Think about performance: Will this scale as data grows?
Invest in Training
If the original training was insufficient, provide better training now. Role-specific, hands-on, ongoing training that helps users become genuinely capable.
Effective remedial training:
Starts with current state: What do users know? What don't they know?
Focuses on real tasks: Not features but workflows—how to actually do the job
Includes practice: Not just demonstration but hands-on work
Provides resources: Documentation, reference guides, where to get help
Continues over time: Follow-up sessions, office hours, advanced training
Training investment pays back in productivity. Users who know the system well work faster and make fewer errors.
Address Root Causes
Don't just fix symptoms. If the same issue keeps recurring, dig deeper to find and address root causes.
Examples:
If data quality problems keep appearing, fix the entry points that allow bad data
If the same questions keep coming, document the answers where users can find them
If processes are confused, standardize and document them
If reports don't tie, fix the underlying data issues rather than adjusting reports
Each root cause fixed is an entire category of problems prevented going forward.
Starting Over vs. Fixing
Sometimes the implementation is so far gone that starting over seems attractive. Burn it down, start fresh, do it right this time.

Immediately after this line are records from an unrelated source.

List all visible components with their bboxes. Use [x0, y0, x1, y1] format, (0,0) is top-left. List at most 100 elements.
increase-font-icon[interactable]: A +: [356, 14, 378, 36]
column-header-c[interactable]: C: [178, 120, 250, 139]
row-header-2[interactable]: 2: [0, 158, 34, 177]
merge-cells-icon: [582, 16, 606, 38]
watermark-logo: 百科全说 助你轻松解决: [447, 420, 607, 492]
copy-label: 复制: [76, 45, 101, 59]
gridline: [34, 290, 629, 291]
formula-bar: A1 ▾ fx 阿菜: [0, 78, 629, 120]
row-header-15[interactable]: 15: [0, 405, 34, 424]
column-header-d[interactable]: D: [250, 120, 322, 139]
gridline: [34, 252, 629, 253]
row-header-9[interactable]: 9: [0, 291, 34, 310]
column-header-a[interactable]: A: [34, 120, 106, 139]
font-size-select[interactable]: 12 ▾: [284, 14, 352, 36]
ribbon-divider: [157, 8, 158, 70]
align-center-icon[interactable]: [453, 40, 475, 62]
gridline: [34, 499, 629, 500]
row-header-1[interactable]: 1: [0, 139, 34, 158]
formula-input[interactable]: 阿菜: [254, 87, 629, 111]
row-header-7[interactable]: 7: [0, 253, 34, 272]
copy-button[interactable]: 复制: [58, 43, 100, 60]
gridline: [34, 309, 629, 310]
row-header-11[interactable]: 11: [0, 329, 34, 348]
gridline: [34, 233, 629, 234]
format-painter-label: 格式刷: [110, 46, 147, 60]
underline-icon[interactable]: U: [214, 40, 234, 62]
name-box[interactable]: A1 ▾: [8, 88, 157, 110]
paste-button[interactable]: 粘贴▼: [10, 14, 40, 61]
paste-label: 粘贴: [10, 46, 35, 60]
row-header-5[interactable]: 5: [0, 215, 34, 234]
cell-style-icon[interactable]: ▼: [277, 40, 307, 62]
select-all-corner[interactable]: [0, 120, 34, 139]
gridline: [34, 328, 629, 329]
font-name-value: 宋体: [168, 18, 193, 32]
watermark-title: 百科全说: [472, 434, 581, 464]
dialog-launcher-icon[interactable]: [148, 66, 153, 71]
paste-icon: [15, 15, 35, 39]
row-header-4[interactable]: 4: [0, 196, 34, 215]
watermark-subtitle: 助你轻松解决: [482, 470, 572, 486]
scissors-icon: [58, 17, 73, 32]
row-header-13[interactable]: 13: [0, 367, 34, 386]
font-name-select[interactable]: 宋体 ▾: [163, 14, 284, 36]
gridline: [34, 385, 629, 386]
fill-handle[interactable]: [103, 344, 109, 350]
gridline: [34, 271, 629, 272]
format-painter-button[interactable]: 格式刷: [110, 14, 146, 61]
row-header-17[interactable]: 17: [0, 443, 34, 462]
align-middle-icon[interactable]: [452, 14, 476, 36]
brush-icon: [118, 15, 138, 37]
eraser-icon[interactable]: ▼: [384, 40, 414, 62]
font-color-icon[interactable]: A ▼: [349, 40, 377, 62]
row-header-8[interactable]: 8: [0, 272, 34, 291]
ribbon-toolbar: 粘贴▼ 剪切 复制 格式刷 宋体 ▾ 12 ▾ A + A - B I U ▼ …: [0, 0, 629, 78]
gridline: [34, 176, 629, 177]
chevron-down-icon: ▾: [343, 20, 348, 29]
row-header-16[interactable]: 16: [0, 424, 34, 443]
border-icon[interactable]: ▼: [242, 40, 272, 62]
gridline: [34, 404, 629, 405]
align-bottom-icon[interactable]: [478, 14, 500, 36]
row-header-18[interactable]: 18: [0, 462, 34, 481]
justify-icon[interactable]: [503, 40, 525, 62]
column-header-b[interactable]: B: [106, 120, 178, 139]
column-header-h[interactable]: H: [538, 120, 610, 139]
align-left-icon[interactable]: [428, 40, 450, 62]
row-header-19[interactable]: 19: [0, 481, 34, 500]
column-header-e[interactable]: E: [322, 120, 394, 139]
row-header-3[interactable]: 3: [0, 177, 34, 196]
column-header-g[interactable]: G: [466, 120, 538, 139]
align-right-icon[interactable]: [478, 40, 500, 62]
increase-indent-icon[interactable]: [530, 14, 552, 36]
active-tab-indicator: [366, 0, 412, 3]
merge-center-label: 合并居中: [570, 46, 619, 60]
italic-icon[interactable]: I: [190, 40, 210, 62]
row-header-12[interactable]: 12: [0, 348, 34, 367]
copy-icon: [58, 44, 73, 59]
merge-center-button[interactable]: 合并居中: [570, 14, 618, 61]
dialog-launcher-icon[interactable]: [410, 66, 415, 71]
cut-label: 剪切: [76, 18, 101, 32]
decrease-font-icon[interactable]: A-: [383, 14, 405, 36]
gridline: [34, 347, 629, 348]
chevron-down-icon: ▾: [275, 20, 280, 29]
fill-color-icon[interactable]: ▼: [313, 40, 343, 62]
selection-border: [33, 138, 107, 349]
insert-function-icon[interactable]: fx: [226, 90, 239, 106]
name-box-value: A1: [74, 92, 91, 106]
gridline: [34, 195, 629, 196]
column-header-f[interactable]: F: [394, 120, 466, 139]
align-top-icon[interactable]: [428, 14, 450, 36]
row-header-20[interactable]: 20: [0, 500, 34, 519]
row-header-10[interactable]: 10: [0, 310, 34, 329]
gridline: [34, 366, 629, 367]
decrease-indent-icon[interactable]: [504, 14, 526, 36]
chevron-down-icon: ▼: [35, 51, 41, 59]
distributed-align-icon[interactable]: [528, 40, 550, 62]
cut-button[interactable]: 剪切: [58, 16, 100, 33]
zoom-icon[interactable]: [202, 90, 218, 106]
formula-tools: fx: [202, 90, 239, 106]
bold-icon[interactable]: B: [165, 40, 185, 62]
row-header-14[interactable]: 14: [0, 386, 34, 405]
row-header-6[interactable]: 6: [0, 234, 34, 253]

Usually, remediation is more cost-effective than replacement:
You've already paid for the software license
Data is already migrated, even if imperfectly
Users have some familiarity with the system
Historical transactions exist and would need to be preserved anyway
Starting over risks repeating the same mistakes
Building on an imperfect foundation is typically cheaper than demolition—as long as you actually fix the foundation's weaknesses rather than building more on top of an unstable base.
The exceptions where starting over might make sense:
Fundamental architecture is wrong for your business
Data is so corrupted that cleaning would take longer than re-implementing
The system was never appropriate for your requirements
Choosing the Right Fix-It Partner
If outside help is needed, choose carefully. The partner who did the original implementation might not be the right partner to fix it. They might bring fresh eyes and understanding of the history—or they might repeat the same mistakes with the same blind spots.
Look for:
Honest assessment: They tell you what's actually wrong, not what you want to hear
Documentation discipline: They build solutions that can be maintained by others
Business understanding: They understand your operations, not just NetSuite technically
Ongoing commitment: They'll support what they build, not disappear after deployment
Appropriate expertise: They have skills in the specific areas where you need help
Bottom Line
A failed implementation isn't a permanent condition. Systems can be fixed. Processes can be improved. Users can be trained. Customizations can be rebuilt. The investment required is real but finite.
The cost of not fixing it is ongoing and permanent. Every month you operate with a broken system, you pay a tax—in inefficiency, in errors, in frustrated users, in decisions made with bad data. That tax compounds over time.
The question isn't whether your implementation can be saved—almost all can. The question is whether you'll make the investment to save it, or continue paying the failure tax forever.